1.what is the difference between mapper and map task?
answer:Mapper is one of the class used in mapreduce program.Mapper job is to read the data based on the input location and helps in the generation of key value and to set a intermeediate key.
Map task is the entity which performs operation of the map by setting the value in the integer format.
2.Difference between old API nad new API?
Answer:. OLD API-
a. In OLD API it uses Mapper & Reducer as Interface (still exist in New API as well)
b. old API can still be found in org.apache.hadoop.mapred. package
c. Controlling mappers by writing a MapRunnable, but no
equivalent exists for reducers.
a. New API uses Mapper and Reducer as Class
So we can add a method (with a default implementation) to an
abstract class without breaking old implementations of the class.
b. new API is in the org.apache.hadoop.mapreduce package.
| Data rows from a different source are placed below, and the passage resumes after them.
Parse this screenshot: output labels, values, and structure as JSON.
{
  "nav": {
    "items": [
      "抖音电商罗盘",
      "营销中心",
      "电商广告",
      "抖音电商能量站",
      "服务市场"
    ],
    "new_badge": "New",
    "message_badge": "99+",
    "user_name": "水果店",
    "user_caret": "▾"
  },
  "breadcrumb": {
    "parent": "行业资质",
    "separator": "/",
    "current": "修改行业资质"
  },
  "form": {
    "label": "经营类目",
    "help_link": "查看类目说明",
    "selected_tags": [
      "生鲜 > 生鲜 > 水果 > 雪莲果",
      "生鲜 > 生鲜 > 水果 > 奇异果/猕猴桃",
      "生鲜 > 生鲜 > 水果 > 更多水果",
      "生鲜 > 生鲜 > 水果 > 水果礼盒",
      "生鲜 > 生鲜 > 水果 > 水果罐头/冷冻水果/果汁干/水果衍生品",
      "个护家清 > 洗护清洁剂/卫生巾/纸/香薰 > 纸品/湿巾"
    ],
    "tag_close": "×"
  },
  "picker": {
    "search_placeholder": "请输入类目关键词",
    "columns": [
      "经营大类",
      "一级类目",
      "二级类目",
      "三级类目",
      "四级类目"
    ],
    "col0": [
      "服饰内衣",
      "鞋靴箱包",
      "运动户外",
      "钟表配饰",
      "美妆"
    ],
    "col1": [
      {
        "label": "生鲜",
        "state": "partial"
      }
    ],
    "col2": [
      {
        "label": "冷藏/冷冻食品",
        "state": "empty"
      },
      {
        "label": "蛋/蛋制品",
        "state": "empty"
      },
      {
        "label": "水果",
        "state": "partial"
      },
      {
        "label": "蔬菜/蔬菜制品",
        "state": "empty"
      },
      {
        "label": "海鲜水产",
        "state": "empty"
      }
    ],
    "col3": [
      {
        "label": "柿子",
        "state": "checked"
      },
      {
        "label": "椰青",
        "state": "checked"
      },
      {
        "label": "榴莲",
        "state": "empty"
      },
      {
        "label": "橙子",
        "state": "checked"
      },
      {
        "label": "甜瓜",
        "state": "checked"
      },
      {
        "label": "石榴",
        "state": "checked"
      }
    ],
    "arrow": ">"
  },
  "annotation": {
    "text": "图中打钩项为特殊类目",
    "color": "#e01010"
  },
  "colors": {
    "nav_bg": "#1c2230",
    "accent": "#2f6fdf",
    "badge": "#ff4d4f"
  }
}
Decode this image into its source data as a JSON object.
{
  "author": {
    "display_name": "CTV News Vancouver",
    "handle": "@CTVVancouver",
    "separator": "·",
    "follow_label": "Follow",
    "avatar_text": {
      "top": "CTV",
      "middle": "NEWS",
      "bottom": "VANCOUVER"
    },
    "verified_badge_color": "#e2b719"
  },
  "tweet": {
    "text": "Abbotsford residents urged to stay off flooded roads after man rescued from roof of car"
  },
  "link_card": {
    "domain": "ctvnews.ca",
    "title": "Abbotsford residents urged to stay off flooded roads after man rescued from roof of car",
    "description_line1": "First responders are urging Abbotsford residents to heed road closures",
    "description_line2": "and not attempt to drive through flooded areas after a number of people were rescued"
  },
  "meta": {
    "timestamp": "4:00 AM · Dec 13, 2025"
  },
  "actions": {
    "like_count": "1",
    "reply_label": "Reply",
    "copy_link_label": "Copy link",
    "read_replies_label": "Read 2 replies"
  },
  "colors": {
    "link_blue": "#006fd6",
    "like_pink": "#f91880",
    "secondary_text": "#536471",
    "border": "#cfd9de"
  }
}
c. new API allows both mappers and reducers to control the execution
flow by overriding the run() method.
3.what is shuffling and sorting?
Answers:Shuffling is the process of transfering data from the mappers to the reducers, so it is obvious that it is necessary for the reducers otherwise, they wouldn’t be able to have any input
Sorting saves time for the reducer, helping it easily distinguish when a new reduce task should start. It simply starts a new reduce task, when the next key in the sorted input data is different than the previous.
4.Anatomy of the mapreduce?
a.job has to be submitted to hadoop cluster.
b.job is intialised in hadoop.
c.initialised job is now split into tasks.
d.job tracker assigns task to task tracker.
e.tasks are executed in distributed environment,tracking the progress and status of job is tracked.
f.the execution process continues till all tasks are completed.